A Writer's Process: George Tardios

George Tardios 

George Tardios 

Beginning is the worst part. Once I begin writing onto a blank sheet of paper, I have broken the frozen-mold, and all should then hopefully flow. Subsequent ideas cannot be apparent unless I put down the first, however clumsy it may appear.

The surprise then is that my imagination is loosed, and ideas rain down thick and fast, but they seem to be coming from another source! I am adamant that whatever I write doesn't come from me. I am merely a conduit. Thankfully, I have been chosen to have amazing words channelled through me by some other creative source.

Recently completing 'Buttoned-Up Shapes', a book of poems, I initially felt that my ancestors were banging me on the head, saying "We want to be recorded. To know that our words and deeds exist". So, I put down whatever came into my head. I'm sure they were carefully dictating.

The difficulty then is to keep this up, which means you have to make the effort to daily choose a space at a certain time and keep to it for a certain number of hours. In Cyprus this summer I wrote a book 'Stanley's Footsteps'. I woke at six am every morning and worked for six to seven hours.

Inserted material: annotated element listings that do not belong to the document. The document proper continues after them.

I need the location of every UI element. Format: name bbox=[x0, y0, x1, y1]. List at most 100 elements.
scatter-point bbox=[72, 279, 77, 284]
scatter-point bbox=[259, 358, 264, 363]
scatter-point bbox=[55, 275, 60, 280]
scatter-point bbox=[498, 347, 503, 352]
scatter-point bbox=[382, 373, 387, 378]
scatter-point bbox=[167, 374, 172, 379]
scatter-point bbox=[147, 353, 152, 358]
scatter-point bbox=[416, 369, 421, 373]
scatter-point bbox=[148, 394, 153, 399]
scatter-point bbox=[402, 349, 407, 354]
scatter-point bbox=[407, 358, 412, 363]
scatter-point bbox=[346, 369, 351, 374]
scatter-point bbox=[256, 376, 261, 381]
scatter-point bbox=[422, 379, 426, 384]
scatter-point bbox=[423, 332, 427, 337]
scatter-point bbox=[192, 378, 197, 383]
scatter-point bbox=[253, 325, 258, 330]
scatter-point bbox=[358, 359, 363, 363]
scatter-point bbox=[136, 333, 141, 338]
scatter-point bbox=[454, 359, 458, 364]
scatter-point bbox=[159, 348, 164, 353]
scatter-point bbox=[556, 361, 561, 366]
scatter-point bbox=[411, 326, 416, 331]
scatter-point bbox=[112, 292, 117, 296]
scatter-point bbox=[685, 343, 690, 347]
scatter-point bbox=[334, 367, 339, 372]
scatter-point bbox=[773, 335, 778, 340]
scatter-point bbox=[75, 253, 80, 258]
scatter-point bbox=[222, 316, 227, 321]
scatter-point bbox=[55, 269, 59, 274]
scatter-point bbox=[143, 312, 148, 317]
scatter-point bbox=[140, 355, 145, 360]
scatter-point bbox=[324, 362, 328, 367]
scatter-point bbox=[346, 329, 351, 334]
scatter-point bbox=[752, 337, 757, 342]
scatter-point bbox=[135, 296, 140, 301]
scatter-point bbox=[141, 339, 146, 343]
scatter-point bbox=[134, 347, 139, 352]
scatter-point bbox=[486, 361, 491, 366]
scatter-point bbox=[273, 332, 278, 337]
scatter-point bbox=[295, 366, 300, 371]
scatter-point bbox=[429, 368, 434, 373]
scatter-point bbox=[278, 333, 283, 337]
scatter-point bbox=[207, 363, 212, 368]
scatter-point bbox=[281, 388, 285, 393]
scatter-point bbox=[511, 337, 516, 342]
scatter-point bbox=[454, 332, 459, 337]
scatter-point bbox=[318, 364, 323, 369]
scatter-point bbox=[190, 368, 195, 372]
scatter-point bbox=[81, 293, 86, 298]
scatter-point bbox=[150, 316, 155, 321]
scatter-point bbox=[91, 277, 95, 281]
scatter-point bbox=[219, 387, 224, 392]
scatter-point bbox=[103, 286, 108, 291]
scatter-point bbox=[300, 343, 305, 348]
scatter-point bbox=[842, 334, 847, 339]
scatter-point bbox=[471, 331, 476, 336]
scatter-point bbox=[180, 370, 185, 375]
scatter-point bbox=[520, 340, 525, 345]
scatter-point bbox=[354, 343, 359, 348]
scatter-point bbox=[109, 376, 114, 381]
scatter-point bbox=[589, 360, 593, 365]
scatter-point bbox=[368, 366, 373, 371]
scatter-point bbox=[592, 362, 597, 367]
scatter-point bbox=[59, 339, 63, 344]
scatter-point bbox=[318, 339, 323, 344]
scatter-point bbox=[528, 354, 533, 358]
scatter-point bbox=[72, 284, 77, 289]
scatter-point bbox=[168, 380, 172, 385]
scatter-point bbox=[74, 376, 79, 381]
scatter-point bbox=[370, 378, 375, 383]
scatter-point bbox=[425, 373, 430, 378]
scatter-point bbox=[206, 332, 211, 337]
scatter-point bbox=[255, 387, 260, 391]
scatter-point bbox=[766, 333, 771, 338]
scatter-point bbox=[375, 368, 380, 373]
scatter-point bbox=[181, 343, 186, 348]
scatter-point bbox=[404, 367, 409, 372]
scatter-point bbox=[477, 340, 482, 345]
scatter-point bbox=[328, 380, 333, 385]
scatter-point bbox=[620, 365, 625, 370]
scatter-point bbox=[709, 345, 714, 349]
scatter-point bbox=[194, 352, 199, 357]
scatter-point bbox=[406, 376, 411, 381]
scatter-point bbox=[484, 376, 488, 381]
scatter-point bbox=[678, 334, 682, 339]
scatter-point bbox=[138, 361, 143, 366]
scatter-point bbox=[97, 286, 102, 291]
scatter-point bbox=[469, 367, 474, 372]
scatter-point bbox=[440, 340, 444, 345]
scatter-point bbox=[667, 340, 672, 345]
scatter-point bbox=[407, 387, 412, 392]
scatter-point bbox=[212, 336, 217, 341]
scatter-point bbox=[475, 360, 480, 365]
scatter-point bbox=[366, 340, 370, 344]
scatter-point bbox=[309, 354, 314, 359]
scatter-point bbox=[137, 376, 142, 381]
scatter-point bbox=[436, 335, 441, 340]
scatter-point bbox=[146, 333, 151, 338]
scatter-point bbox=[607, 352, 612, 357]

At the end of the day, before going to swim in the sea (thank God) I felt unreal, my balance was unsteady, my wife would have to gently guide me, I was discombobulated! Yet I would have to keep it up next day and the day after that if I wanted to receive further information to finish the book.

Ted Hughes used to every morning, without fail, walk to his garden hut armed with a kettle of hot water for tea/coffee, and sit there for hours, whether he wrote or not. He believed in 'discipline'.